São Paulo, quinta-feira, 2 de novembro de 1995
Texto Anterior | Próximo Texto | Índice

Cinema europeu dá sinais de vitalidade

WALTER SALLES JR.

Três filmes franceses e um italiano rejeitam o academicismo e resgatam a contundência e a inquietação
WALTER SALLES
JR. Especial para a Folha
Cinema de urgência e confrontação. Três filmes de jovens diretores franceses que fazem parte da Mostra Internacional de Cinema de São Paulo -"O Ódio", de Mathieu Kassovitz, "Bye Bye", de Karim Didri, e "Raï, de Thomas Gilou- injetam uma baforada de ar fresco no cinema mais acadêmico do mundo, literalmente "à bout de souffle".
Personagens até ontem à margem do cinema francês tomam a tela de assalto. Excluídos que nunca tiveram voz inventam uma nova língua. Nestes três filmes diversos, uma mesma geração de deserdados vive o desenraizamento como estado permanente. Filhos de imigrantes, não são mais árabes ou africanos, não conseguem ser franceses, têm passaporte e carteira de identidade mas não têm país.
Em "O Ódio" três amigos que moram no mesmo subúrbio -um filho de imigrante árabe, um africano e um judeu- vivem em estado de tensão as 24 horas seguintes a um confronto sangrento com a polícia. Andam o tempo inteiro mas o movimento não leva mais a lugar nenhum. Da mesma forma, a violência que permeia o filme não é mais dirigida contra alguém mas é difusa, violência entre amigos, violência entre policiais, entre filhos de imigrantes e policiais.
O último refúgio é o "verlan" (jogo do inverso), o dialeto gritado como metralhadora giratória, declinação do francês que só os jovens iniciados do subúrbio conseguem entender. Em "O Ódio", é a velocidade do verbo que dita o ritmo da ação. Neste filme marcado pela ausência da figura paterna, a língua é definitivamente a única pátria possível.
"Bye Bye", talvez o mais belo e generoso dos três filmes, conta a história de dois jovens irmãos, filhos de imigrantes tunisianos, que, após um incidente em Paris, buscam refúgio na casa de familiares em Marselha. O filme, servido por diálogos precisos, um amor incomum pelos personagens e por um fotógrafo com uma rara sensibilidade pelo quadro (John Mathieson, que vem do cinema experimental inglês), faz de Didri um dos talentos mais promissores do cinema europeu.
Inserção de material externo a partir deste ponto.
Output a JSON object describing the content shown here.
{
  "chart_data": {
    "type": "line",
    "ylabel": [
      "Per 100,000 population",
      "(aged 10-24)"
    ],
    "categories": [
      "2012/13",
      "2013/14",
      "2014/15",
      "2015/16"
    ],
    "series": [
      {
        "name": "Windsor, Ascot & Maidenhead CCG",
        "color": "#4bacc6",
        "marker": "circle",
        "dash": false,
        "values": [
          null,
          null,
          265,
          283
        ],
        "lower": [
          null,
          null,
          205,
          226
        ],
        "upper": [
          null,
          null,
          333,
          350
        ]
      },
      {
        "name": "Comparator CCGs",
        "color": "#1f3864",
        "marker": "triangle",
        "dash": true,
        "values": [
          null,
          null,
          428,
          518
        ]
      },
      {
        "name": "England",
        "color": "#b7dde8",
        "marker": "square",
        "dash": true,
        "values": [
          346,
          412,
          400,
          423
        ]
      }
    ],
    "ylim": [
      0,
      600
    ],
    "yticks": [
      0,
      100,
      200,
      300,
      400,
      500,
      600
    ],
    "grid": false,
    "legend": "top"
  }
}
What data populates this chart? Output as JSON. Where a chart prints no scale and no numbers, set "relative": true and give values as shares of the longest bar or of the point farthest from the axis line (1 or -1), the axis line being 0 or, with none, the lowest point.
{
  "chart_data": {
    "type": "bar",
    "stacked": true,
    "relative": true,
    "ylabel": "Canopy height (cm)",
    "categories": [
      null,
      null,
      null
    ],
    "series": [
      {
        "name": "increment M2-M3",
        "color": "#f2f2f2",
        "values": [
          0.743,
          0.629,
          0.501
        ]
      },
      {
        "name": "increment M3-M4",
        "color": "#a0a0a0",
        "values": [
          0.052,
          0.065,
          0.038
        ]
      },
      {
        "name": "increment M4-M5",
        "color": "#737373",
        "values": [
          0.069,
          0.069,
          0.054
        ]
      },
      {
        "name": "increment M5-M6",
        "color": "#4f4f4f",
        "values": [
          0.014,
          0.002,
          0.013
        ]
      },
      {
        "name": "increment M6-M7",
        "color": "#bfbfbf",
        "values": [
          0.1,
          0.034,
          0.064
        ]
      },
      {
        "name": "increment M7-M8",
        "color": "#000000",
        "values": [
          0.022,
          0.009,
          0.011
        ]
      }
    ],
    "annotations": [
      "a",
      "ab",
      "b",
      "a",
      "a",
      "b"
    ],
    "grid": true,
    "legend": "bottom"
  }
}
Uma sensação de deslocamento invade o filme como um todo. Os dois personagens, Ismail e Mouloud, não se sentem mais em casa em lugar nenhum. Não conseguem mais voltar à Tunísia, nem tampouco sobreviver sobreviver num país ameaçado pelo Front National, os neofascistas franceses. Essa dupla impossibilidade, partir ou ficar, é evidenciada pelo chamamento constante do mar, pelo navio que Ismail sempre vê mas nunca acaba pegando.
"Raï" também evidencia as contradições entre a cultura árabe e as regras monolíticas da vida francesa. Durante uma festa, um jovem filho de imigrante sobe num telhado e começa a atirar a esmo. A polícia chega abrindo fogo. O ato de loucura individual se transforma em conflito coletivo. Novamente, busca de identidade e incapacidade de encontrar um lugar no mundo alimentam um filme ritmado pela língua e pelo rap dos subúrbios.
"O Ódio", "Bye Bye" e "Rai¨" são filmes corajosos que, paradoxalmente, falam do vazio. De falta de perspectiva de uma geração, da incapacidade de pertencer. Dos filhos daqueles imigrantes que trabalharam nas indústrias européias como mão de obra barata e que, agora, são cuspidos de volta. Falam do que está acontecendo e do que ainda vai acontecer. Numa entrevista só publicada no jornal "Le Monde" depois de ter sido friamente abatido pela polícia, Khaled Kalkal, jovem árabe acusado de ter colocado as bombas terroristas nos trens de Lyon e de Paris, dizia: "Gostaria de voltar para meu país. Hoje não sou mais árabe, não sou francês, não sou mais nada. Não sei o que eu faço". Exatamente o mal-estar prenunciado por Kassovitz, Didri e Gilou. Cinema de antecipação.
"Lamerica"
"Lamerica", filme italiano que ganhou merecidamente o prêmio "Felix" de melhor filme europeu de 1994 e foi a sensação do último Festival de Nova York, completa o quadro. Dirigido por Gianni Amelio, cineasta de rara inteligência e sensibilidade, "Lamerica" tem a mesma contundência dos filmes franceses, mas trilha o caminho inverso.
Dois industriais italianos tentam dar um golpe na Albânia. O primeiro volta à Itália, enquanto o mais jovem fica para montar uma fábrica de sapatos que, na verdade, é apenas uma fachada. O caos político e as lutas intestinas pelo poder desmantelam o plano. Num "road movie" externamente original, o jovem italiano tenta desesperadamente voltar para sua terra. O processo de desconstrução conduzido por Amelio com mão de mestre faz com que o jovem yuppie italiano se transforme pouco a pouco num refugiado albanês. Enquanto nos filmes franceses os personagens estão trancados dentro de seu país, em "Lamerica" o personagem está trancado fora. Duas faces de uma mesma -e inquietante- moeda.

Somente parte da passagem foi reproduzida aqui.